Só um pequeno pacote

SÓ UM PEQUENO PACOTE

Fugindo por proteção, na ilusão de um espaço no compasso da vida, ponto de fuga infinito na tangente fugaz de um querer. Deixa casa, amores, parentes, pedaços do coração, vira o rosto para o caminho que a leva para longe e abraça o pequeno pacote que leva, só um pequeno pacote, pois sabe que a ilusão tem princípio, meio e fim. Vai apostando tudo nessa tal liberdade, se arrisca na procura de um lugar para poder ser feliz. Onde estava só via perseguição, violência, guerra, pobreza, fome e a indecência. Se agarra num pedaço da madeira, agacha-se, segura-se como pode, o pensamento flutua, voa como as gaivotas que se divertem no ar, voar livre é tudo o que quer. Nua e crua é a verdade dessa tal liberdade longe de casa e de seu país, sem lenço e sem documento na fronteira do tormento, vai indo tentando ser.

A onda que bate forte no casco vivo de um barco abarrotado de gente flutuante, não é fácil também para o remador.
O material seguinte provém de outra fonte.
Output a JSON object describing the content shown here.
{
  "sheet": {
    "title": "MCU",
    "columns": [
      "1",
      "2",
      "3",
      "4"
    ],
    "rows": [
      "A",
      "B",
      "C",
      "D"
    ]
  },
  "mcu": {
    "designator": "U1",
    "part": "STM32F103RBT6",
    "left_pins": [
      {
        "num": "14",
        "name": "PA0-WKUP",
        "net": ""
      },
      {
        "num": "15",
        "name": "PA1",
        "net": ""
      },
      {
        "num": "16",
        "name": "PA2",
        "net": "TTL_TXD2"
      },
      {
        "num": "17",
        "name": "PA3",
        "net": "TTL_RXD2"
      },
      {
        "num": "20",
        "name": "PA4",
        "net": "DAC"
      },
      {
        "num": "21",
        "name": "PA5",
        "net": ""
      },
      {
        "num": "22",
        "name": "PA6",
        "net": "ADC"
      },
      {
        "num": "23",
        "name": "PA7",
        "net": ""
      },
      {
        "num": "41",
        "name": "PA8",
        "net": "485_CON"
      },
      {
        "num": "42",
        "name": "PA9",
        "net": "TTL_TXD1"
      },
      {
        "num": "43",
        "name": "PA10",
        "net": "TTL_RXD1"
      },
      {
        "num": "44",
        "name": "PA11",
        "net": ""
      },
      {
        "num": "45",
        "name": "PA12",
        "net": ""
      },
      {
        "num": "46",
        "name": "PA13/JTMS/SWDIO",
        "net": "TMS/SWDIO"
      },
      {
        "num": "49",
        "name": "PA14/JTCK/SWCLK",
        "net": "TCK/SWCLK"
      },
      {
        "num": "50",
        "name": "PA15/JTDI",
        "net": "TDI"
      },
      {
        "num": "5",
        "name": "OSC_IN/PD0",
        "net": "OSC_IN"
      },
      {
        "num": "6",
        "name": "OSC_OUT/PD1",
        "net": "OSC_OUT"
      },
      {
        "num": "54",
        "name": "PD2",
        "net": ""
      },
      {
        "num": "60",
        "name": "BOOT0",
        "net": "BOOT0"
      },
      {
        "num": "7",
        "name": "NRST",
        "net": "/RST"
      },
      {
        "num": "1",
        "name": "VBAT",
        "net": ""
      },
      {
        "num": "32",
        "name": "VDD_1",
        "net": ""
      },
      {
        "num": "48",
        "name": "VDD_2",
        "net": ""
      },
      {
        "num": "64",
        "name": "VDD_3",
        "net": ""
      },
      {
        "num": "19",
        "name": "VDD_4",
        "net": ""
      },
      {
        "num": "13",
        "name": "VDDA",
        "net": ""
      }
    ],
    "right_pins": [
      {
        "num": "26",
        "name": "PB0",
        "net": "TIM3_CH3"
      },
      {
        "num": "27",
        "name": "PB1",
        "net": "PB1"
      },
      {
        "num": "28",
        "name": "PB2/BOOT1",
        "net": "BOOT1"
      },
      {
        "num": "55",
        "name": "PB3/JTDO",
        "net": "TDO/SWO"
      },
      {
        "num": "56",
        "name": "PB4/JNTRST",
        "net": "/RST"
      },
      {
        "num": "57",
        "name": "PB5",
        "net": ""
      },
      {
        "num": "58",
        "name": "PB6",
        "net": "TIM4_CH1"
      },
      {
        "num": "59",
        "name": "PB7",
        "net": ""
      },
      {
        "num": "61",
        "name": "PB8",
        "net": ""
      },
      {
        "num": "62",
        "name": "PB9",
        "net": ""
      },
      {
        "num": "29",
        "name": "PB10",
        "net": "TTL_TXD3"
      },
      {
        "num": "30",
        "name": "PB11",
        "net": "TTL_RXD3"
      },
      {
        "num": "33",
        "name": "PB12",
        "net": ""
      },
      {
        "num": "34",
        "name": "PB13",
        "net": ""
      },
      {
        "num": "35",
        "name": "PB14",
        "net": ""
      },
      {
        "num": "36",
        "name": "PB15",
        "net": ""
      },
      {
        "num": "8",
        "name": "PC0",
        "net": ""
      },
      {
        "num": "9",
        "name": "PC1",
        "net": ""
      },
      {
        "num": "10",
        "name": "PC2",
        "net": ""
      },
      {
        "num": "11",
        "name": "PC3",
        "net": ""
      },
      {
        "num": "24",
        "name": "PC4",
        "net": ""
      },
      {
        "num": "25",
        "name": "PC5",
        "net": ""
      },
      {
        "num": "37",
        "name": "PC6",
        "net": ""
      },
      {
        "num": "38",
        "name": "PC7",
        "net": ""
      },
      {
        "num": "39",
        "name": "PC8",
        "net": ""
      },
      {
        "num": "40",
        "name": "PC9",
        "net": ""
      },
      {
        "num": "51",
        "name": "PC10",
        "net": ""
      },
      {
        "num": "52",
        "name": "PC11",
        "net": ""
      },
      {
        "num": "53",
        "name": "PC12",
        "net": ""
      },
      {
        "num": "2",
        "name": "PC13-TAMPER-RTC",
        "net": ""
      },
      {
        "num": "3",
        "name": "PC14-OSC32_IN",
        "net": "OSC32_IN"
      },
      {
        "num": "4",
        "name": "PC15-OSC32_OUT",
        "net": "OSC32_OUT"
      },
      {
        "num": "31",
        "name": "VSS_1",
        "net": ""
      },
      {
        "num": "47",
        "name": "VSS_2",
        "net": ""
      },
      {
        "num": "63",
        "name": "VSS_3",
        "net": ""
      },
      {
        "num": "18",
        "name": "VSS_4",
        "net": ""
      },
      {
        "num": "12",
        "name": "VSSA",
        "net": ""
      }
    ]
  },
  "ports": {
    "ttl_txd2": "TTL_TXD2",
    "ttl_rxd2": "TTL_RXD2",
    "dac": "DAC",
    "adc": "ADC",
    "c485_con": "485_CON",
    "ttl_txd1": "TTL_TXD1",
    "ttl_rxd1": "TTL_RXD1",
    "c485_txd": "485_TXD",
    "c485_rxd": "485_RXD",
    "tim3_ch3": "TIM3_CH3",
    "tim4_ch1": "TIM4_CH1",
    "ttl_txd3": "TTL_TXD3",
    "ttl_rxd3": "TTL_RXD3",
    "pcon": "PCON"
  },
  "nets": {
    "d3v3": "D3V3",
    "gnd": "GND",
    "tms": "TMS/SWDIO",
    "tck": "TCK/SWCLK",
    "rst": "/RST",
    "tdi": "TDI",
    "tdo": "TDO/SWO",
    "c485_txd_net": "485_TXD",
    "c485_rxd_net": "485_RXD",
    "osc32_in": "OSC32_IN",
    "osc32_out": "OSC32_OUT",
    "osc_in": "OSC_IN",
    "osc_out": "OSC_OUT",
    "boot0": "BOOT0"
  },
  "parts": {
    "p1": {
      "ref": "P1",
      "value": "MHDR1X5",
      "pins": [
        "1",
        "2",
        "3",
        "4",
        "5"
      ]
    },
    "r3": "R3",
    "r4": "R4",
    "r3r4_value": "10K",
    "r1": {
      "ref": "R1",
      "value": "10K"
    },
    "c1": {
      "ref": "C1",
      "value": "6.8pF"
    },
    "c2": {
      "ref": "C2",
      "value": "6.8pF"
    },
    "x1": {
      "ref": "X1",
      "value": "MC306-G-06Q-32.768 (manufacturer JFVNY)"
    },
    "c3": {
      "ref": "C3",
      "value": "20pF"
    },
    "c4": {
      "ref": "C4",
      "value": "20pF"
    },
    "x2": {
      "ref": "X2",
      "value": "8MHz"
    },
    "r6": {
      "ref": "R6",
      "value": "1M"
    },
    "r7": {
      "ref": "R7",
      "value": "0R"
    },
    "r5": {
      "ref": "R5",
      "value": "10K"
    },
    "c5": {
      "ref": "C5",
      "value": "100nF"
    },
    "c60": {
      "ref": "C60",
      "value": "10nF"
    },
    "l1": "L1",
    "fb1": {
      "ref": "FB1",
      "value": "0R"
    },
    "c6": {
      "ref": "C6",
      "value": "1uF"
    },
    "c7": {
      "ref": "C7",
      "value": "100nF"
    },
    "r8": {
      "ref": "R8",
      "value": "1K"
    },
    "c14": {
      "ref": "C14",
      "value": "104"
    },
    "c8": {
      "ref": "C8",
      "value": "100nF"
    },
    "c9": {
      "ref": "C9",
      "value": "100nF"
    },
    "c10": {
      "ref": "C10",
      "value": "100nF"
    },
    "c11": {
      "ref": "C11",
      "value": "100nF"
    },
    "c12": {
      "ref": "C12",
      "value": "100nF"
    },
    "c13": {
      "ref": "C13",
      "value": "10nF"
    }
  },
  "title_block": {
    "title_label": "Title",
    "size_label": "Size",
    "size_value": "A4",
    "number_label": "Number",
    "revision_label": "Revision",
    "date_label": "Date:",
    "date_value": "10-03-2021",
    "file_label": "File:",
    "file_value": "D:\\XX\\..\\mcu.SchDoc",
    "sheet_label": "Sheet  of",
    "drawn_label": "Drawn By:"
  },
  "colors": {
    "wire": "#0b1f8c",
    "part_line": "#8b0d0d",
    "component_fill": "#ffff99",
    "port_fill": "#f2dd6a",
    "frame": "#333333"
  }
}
Tem o outro, aquele que se defrontou com a poeira árida e quente do caminho, sapatos rebentados, pés descalços, pedras, pedaços de alma se soltando pelo chão. Choro de criança, olor da morte, terror da mudança na tormenta do mar, vai dizendo adeus a tudo o que era seu, acreditando numa nova vida, casa, trabalho, um futuro sem confusão. Mar agitado chicoteia a água na cara, vento invisível seca a pele que foi seda amada, agua salgada no fundo do barco, nos pés, fria e gelada as vezes encarnada pelo corte ou pelo arranhão, foge para a ilusão de um amanhã sem medo e nisso se empenha apesar da dor. Na escuridão vê olhos arregalados, cansados, vermelhos, negros, azuis, esverdeados, refletindo de vez em quando o brilho prateado da lua, parecendo um bando de animais na mata acuados ou espreitando o que há por vir.

Como estará o olhar dela, a do pacote, que já não dorme preocupada com o tesouro que leva no colo? Para o refugiado o céu de liberdade, conquistada desafiando a própria morte é o único eterno e estrelado. A mulher, sim a mulher que espreme o filho contra o peito, seio quente de uma proteção que pode falir com a discriminação. O sonho de liberdade, de igualdade, de fraternidade depois de enfrentar a morte, cairá por terra? Pergunta que não se desfaz. A esperança é de que a chegada, mesmo que confusa, apagará essa angústia que veio de muitos caminhos conturbados, nado de afogados, barcos naufragados, sina dos refugiados. E ela, a mulher reza baixinho: se eu chegar, farei do meu filho um homem livre. Agarra-se mais ao pequeno pacote.